Il tragico 18 marzo 1980
La mattina del 18 marzo 1980, mentre si recava al lavoro a bordo dell’autobus numero 991, Minervini fu ucciso da alcuni membri delle Brigate Rosse. Nonostante il questore di Roma gli avesse imposto la scorta, Minervini l’aveva rifiutata, preferendo non mettere a rischio altre vite umane. Questo gesto rifletteva il suo profondo senso del dovere e della responsabilità verso la società.
Due brigatisti, successivamente identificati come Francesco Piccioni e Sandro Padula, salirono sull’autobus insieme a Minervini e aprirono il fuoco.
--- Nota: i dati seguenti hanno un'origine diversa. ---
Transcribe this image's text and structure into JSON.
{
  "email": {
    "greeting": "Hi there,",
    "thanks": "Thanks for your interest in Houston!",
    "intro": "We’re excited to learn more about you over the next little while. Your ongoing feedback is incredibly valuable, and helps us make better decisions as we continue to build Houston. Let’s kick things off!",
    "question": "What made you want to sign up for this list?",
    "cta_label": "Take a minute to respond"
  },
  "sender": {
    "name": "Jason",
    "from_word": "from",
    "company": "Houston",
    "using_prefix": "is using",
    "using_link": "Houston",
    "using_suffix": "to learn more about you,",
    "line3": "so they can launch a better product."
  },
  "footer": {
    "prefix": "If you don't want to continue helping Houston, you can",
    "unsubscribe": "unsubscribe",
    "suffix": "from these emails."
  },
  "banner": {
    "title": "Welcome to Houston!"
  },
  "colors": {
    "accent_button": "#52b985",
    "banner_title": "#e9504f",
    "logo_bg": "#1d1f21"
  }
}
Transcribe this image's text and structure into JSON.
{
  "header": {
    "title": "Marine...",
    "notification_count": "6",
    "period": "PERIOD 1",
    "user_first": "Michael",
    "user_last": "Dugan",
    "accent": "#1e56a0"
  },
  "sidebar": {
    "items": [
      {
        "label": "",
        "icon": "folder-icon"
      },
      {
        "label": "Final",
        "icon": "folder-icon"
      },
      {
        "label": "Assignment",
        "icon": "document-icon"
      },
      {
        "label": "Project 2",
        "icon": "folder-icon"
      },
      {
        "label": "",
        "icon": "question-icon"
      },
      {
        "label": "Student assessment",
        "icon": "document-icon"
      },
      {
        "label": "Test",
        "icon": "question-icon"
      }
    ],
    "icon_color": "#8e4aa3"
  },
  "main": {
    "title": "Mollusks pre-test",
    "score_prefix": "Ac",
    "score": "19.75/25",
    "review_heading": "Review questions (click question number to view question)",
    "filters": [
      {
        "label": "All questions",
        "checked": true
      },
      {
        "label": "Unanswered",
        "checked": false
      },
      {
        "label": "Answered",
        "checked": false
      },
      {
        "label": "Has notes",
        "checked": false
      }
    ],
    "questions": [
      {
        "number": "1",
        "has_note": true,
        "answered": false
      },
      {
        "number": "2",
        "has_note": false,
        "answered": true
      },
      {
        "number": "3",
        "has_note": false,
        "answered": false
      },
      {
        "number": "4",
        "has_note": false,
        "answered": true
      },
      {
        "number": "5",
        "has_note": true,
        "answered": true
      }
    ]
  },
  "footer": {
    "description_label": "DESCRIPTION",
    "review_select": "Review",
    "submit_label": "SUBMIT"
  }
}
Sei colpi raggiunsero il magistrato, uno dei quali fu fatale, mentre altri tre colpirono passeggeri innocenti. Nonostante la gravità dell’attacco, solo una persona accettò di testimoniare al processo, contribuendo così a identificare gli assassini del magistrato.
Un ricordo indelebile
Girolamo Minervini lasciò la moglie Orietta e i figli Ambra e Mauro. In sua memoria è stata intitolata l’Aula Magna del Dipartimento dell’Amministrazione Penitenziaria. Il suo sacrificio e impegno per il bene comune rimangono un esempio di integrità e coraggio per le generazioni future.
“Il suo senso dello Stato e del dovere nei confronti della Comunità erano profondissimi; l’impegno politico, quale ricerca del bene della polis, bene culturale irrinunciabile”, ha dichiarato il figlio Mauro in un’intervista al Secolo XIX.